Amid celebration over the recent passage of Proposition 30, which prevented a trigger cut of $250 million to the University of California, there has been an outcry about the UC system engaging in interest rate swaps that could allegedly lose the system much of the money it stood to retain.The passage of Prop. 30, which increases taxes on California’s highest earners and prevents planned spending reductions to education programs in the state, allowed for a sigh of relief from many UC students who were worried about the possibility of a $2,400 increase in tuition.However, a report written by UC Berkeley students Charlie Eaton, Jacob Habinek, Mukul Kumar, Tamera Lee Stover and Alex Roehrkasse, titled “Swapping our Future: How Students and Taxpayers are Funding Risky UC Borrowing and Wall Street Profits,” criticizes the UC’s handling of finances, although it is also raising eyebrows.

The report alleges that the interest rate swaps that the UC Board of Regents have been engaging in with banks have already cost UC almost $57 million, with losses of an additional $200 million expected.

Among the criticisms made against the UC Board of Regents is the claim that outstanding swaps are held by banks with close ties to UC regents and executives.
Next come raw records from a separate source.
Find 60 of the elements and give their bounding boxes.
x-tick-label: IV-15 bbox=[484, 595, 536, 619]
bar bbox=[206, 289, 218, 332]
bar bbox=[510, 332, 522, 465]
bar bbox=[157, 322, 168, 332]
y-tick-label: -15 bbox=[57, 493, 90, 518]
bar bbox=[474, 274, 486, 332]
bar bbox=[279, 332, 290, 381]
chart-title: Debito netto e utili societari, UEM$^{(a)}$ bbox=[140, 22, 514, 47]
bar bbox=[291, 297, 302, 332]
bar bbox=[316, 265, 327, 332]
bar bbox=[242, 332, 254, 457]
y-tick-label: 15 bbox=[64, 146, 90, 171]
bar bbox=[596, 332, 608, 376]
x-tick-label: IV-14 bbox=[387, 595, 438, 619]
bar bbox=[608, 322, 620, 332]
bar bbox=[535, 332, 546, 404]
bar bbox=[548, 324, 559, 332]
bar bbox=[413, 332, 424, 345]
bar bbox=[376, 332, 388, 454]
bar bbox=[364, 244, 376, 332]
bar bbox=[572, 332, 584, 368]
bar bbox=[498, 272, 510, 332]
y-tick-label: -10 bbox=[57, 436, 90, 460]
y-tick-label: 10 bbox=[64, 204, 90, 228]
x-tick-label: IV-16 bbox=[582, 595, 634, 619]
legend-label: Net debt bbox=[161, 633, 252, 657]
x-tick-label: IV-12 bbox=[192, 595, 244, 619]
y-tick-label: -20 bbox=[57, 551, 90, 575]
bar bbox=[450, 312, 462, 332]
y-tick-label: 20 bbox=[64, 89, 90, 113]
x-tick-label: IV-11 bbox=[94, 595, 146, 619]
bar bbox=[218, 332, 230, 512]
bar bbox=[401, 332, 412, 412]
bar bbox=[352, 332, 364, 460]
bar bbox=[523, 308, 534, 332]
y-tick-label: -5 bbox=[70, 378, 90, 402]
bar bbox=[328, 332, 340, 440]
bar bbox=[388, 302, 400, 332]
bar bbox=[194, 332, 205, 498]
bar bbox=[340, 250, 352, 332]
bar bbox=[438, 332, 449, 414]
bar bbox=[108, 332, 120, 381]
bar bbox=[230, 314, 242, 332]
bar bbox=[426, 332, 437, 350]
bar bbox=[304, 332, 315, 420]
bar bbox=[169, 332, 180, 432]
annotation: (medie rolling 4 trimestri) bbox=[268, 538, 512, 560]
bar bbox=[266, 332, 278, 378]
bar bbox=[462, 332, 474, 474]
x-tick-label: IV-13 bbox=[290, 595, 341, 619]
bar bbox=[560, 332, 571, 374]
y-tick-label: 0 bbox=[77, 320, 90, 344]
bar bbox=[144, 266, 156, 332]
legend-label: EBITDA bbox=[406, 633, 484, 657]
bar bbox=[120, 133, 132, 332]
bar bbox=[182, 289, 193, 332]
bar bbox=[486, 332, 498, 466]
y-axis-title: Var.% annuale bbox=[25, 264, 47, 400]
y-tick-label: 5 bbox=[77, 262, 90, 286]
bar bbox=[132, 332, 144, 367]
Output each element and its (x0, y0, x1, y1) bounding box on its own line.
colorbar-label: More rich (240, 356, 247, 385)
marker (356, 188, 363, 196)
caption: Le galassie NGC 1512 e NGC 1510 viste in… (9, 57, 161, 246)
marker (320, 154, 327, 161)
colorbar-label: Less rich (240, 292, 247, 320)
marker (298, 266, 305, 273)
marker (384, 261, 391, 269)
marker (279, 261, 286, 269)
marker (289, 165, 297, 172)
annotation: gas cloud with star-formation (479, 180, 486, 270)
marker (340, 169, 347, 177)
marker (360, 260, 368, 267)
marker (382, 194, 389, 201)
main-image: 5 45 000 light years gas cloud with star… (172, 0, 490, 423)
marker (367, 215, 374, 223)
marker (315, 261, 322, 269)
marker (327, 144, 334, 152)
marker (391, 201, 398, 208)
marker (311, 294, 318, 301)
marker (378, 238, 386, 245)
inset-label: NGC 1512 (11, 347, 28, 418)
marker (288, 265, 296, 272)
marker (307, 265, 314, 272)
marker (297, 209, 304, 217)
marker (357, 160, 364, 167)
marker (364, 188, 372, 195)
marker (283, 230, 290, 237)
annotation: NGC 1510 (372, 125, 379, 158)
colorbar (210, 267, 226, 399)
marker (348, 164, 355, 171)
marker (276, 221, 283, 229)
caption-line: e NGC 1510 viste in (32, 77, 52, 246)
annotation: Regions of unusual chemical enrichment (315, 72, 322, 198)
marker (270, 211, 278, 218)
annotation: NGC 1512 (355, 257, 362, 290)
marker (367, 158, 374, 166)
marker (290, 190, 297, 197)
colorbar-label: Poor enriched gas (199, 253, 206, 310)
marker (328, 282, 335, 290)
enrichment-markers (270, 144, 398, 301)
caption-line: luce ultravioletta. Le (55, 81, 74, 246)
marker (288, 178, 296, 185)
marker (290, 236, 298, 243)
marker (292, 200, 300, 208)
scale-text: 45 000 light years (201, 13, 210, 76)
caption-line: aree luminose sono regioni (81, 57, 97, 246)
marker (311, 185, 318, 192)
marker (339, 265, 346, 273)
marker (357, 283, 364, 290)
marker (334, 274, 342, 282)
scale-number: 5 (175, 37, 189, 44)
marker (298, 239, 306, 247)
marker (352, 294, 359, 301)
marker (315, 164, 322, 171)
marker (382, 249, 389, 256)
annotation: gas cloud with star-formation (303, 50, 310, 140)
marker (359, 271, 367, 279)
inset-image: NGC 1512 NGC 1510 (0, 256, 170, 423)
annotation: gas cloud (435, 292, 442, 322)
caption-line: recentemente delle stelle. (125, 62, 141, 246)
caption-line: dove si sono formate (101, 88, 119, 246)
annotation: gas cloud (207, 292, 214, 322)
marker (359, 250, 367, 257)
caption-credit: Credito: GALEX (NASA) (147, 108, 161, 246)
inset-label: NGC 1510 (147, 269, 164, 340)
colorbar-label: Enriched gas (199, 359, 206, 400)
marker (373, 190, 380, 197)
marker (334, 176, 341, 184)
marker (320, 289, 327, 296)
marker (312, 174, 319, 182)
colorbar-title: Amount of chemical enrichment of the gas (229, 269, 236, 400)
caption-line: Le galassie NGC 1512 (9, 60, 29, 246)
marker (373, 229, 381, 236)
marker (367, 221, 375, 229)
In an interest rate swap, the borrower — in this case, the UC Board of Regents — pays the bank a fixed rate, and in return the bank pays the borrower a variable rate based on the current interest rates of the market. If the interest rates rise, the borrower pays less than they would have if they had not taken the swap, but if they drop, the borrower pays more.

In this case, the interest rates did drop and UC ended up paying the price. Three swaps in particular, made on funds borrowed to expand university medical centers, were identified as being unsuccessful by the report. While some equate these swaps to gambling deals, UC insists that the swaps were the wisest financial decision under the circumstances.

“UC has used swaps only when the advantage is significant. When this comparison is done correctly, it shows that UC has saved more than $40 million through the life of the bonds through swaps,” said Peter Taylor, chief financial officer in the UC Office of the President, in a Nov. 14 op-ed in The San Francisco Chronicle.

The drafters of “Swapping our Future” offered recommendations to UC given their findings. The recommendations include renegotiating current swap agreements, pursuing litigation to hold banks accountable for alleged illegal manipulation, and increasing transparency in the governance of its financial decisions.

“UC still has an opportunity to renegotiate and save precious dollars for reversing devastating tuition hikes and cuts,” the report states.

The UC will not be taking the recommendations of the report authors.

“Their miscalculations are outrageous,” Taylor said. “Indeed, if this level of ‘research’ were produced for a class on finance, it would merit an ‘F.’”

Opinions about the University of California’s financial practices remain split, but many UC students and California taxpayers question if the practices have any effect on them.

Shelly Meron, media specialist at the UC Office of the President, said that the UC Board of Regents did not consider any tuition increases at the Nov. 13 to 15 meeting.

“They did approve a proposed budget for UC for the 2013-14 school year … As always, if sufficient state funding doesn’t materialize and/or UC suffers additional cuts, all options will be considered for how to bridge the resulting gap. But right now, it’s much too early to speculate about future state funding or any potential tuition increases,” she said.